Leben im Ausnahmezustand
Von Christian Zache
In Kiew kämpft Kinderarzt Oleg um das Leben verletzter Kinder. Im Krankenhaus muss er schwere Entscheidungen treffen, zu Hause will er Vater sein. Schon vor dem Krieg war dies schwer, doch das Schicksal kriegsverletzter Kinder bringt ihn an seine Grenzen.

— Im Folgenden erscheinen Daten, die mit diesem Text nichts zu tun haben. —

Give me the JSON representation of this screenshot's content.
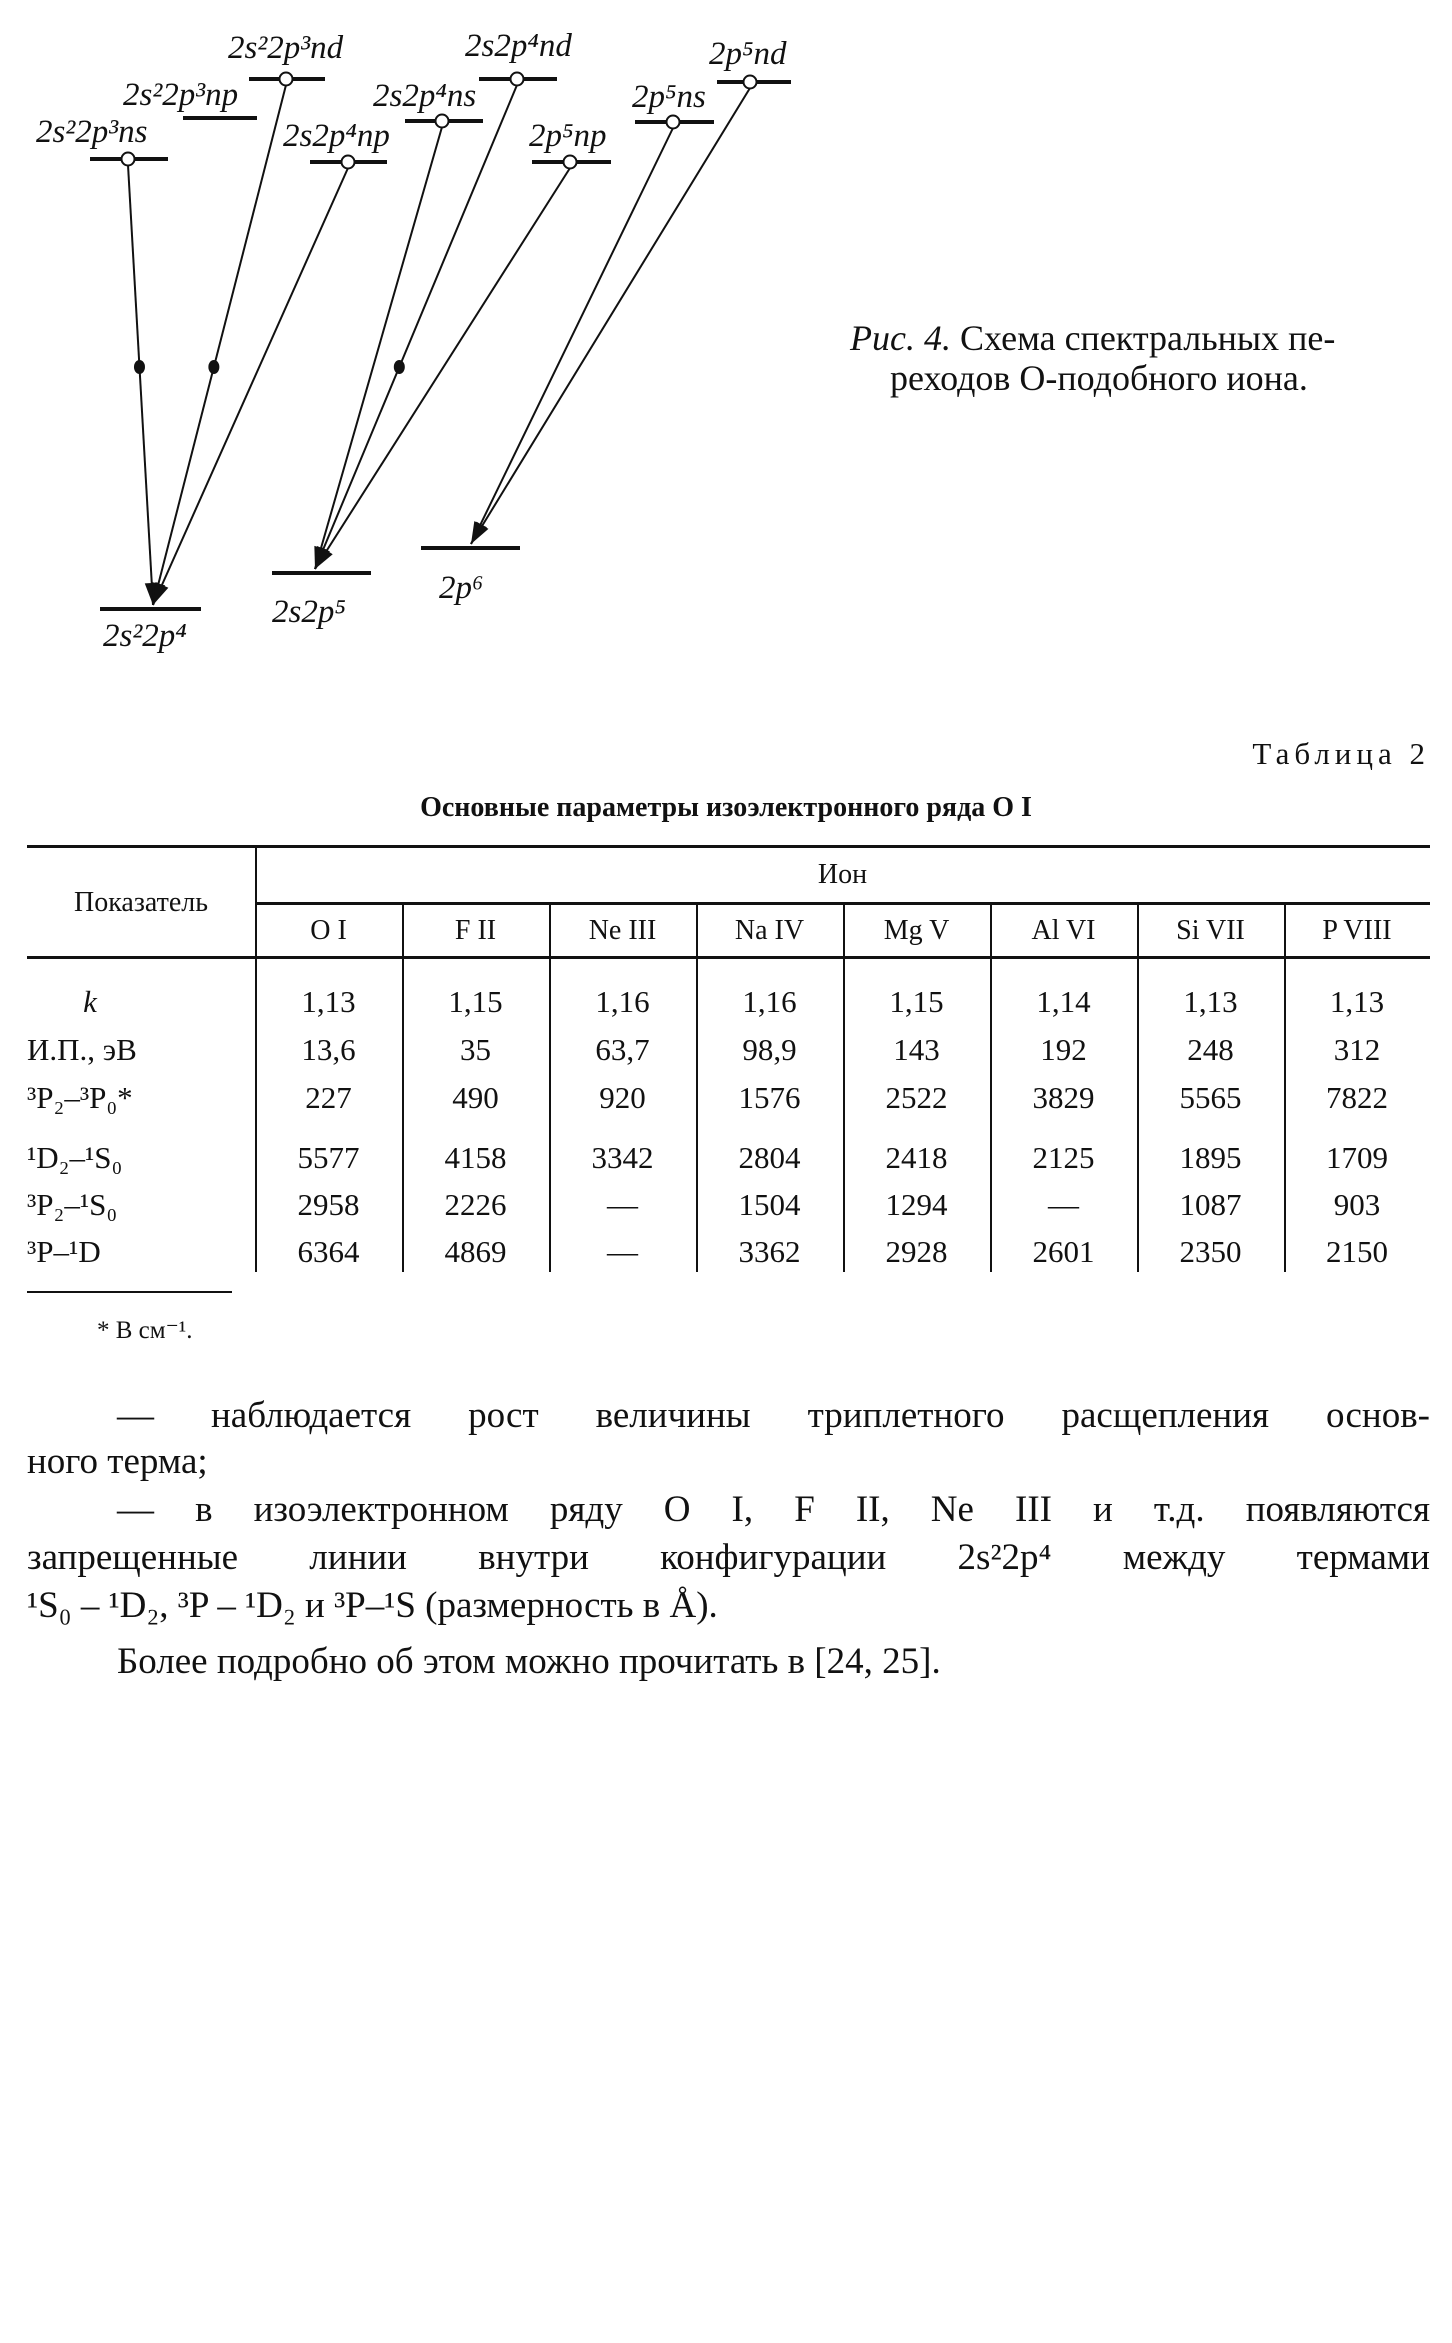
{
  "figure": {
    "levels": [
      {
        "id": "ns3",
        "label": "2s²2p³ns"
      },
      {
        "id": "np3",
        "label": "2s²2p³np"
      },
      {
        "id": "nd3",
        "label": "2s²2p³nd"
      },
      {
        "id": "np4",
        "label": "2s2p⁴np"
      },
      {
        "id": "ns4",
        "label": "2s2p⁴ns"
      },
      {
        "id": "nd4",
        "label": "2s2p⁴nd"
      },
      {
        "id": "np5",
        "label": "2p⁵np"
      },
      {
        "id": "ns5",
        "label": "2p⁵ns"
      },
      {
        "id": "nd5",
        "label": "2p⁵nd"
      },
      {
        "id": "g1",
        "label": "2s²2p⁴"
      },
      {
        "id": "g2",
        "label": "2s2p⁵"
      },
      {
        "id": "g3",
        "label": "2p⁶"
      }
    ],
    "transitions": [
      {
        "from": "ns3",
        "to": "g1",
        "forbidden_marker": true
      },
      {
        "from": "nd3",
        "to": "g1",
        "forbidden_marker": true
      },
      {
        "from": "np4",
        "to": "g1",
        "forbidden_marker": false
      },
      {
        "from": "ns4",
        "to": "g2",
        "forbidden_marker": false
      },
      {
        "from": "nd4",
        "to": "g2",
        "forbidden_marker": true
      },
      {
        "from": "np5",
        "to": "g2",
        "forbidden_marker": false
      },
      {
        "from": "ns5",
        "to": "g3",
        "forbidden_marker": false
      },
      {
        "from": "nd5",
        "to": "g3",
        "forbidden_marker": false
      }
    ],
    "caption_label": "Рис. 4.",
    "caption_line1": " Схема спектральных пе-",
    "caption_line2": "реходов О-подобного иона."
  },
  "table": {
    "number": "Таблица 2",
    "title": "Основные параметры изоэлектронного ряда O I",
    "row_header": "Показатель",
    "group_header": "Ион",
    "columns": [
      "O I",
      "F II",
      "Ne III",
      "Na IV",
      "Mg V",
      "Al VI",
      "Si VII",
      "P VIII"
    ],
    "rows": [
      {
        "label": "k",
        "values": [
          "1,13",
          "1,15",
          "1,16",
          "1,16",
          "1,15",
          "1,14",
          "1,13",
          "1,13"
        ]
      },
      {
        "label": "И.П., эВ",
        "values": [
          "13,6",
          "35",
          "63,7",
          "98,9",
          "143",
          "192",
          "248",
          "312"
        ]
      },
      {
        "label": "³P₂–³P₀*",
        "values": [
          "227",
          "490",
          "920",
          "1576",
          "2522",
          "3829",
          "5565",
          "7822"
        ]
      },
      {
        "label": "¹D₂–¹S₀",
        "values": [
          "5577",
          "4158",
          "3342",
          "2804",
          "2418",
          "2125",
          "1895",
          "1709"
        ]
      },
      {
        "label": "³P₂–¹S₀",
        "values": [
          "2958",
          "2226",
          "—",
          "1504",
          "1294",
          "—",
          "1087",
          "903"
        ]
      },
      {
        "label": "³P–¹D",
        "values": [
          "6364",
          "4869",
          "—",
          "3362",
          "2928",
          "2601",
          "2350",
          "2150"
        ]
      }
    ],
    "footnote": "* В см⁻¹."
  },
  "text": {
    "lines": [
      "— наблюдается рост величины триплетного расщепления основ-",
      "ного терма;",
      "— в изоэлектронном ряду O I, F II, Ne III и т.д. появляются",
      "запрещенные линии внутри конфигурации 2s²2p⁴ между термами",
      "¹S₀ – ¹D₂, ³P – ¹D₂ и ³P–¹S (размерность в Å).",
      "Более подробно об этом можно прочитать в [24, 25]."
    ]
  }
}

Nennen wir ihn Oleg. Oleg schwärmt von seiner Reise nach München vor einigen Jahren. Er schwärmt auch von den deutschen Kollegen, mit denen er bei einer Hospitation zusammengearbeitet hat. Oleg hat zwei Jungs, auf die er sehr stolz ist und auf seine Frau Irina, seine Jugendliebe und Mutter der beiden 6- und 9-jährigen Buben. Zu Hause spricht er nicht viel über seine Arbeit, denn er möchte seine Familie nicht belasten. Es fällt ihm aber oft schwer, wenn er denn mal zu Hause ist, alles, was er in den letzten Monaten mit ansehen, mit zu entscheiden und durchführen musste, zu verarbeiten. Seine Gedanken und Gefühle zu teilen, ein fast unmögliches Unterfangen.
Oleg ist Kinderarzt in einem Kiewer Krankenhaus, genauer gesagt, er ist Chirurg, auf Kinder und Jugendliche spezialisiert. Vor dem Krieg war der Beruf schon manchmal sehr schwer. Kinder, die durch Unfälle auf seine Station kamen oder durch Krankheiten operiert werden mussten, sind für jeden Arzt, egal wo auf dieser Welt, immer eine besondere seelische Herausforderung. Nun aber muss Oleg immer öfter auch über das Schicksal von Kindern entscheiden, die durch den Krieg verletzt werden. Durch herabfallende Trümmerteile der Häuser, in denen sie lebten. Durch Splitter von Bomben, Drohnen und Raketen. Besonders wenn Kinder mit Schuss- oder Minenwunden eingeliefert werden, geht es oft um schwerwiegende Entscheidungen, die innerhalb kürzester Zeit getroffen werden müssen. Oleg musste im vergangenen Jahr auch Amputationen durchführen oder Kinder, die ihren schweren Verletzungen erlagen, sterben sehen. Kinder, die ihr ganzes Leben noch vor sich hatten.
All diese Eindrücke nimmt Oleg mit nach Hause und versucht dann, abzuschalten, denn er ist auch Vater und seine Jungs wollen das, was alle Kinder wollen. Dass Papa mit ihnen spielt, ihnen eine Gutenachtgeschichte vorliest, mit ihnen herumtobt….
Oleg hat mir seine Kinderstation gezeigt, er hat mir Einblick in sein privates Inneres gegeben. Er fährt gerne Kajak, aber dazu ist jetzt nicht die Zeit. Ich habe große Hochachtung vor Oleg von Vater zu Vater, der das Glück hat, nicht in diesem Ausnahmezustand zu leben. Eines Tages fahren wir zusammen Boot mit unseren Kindern, haben wir uns fest vorgenommen.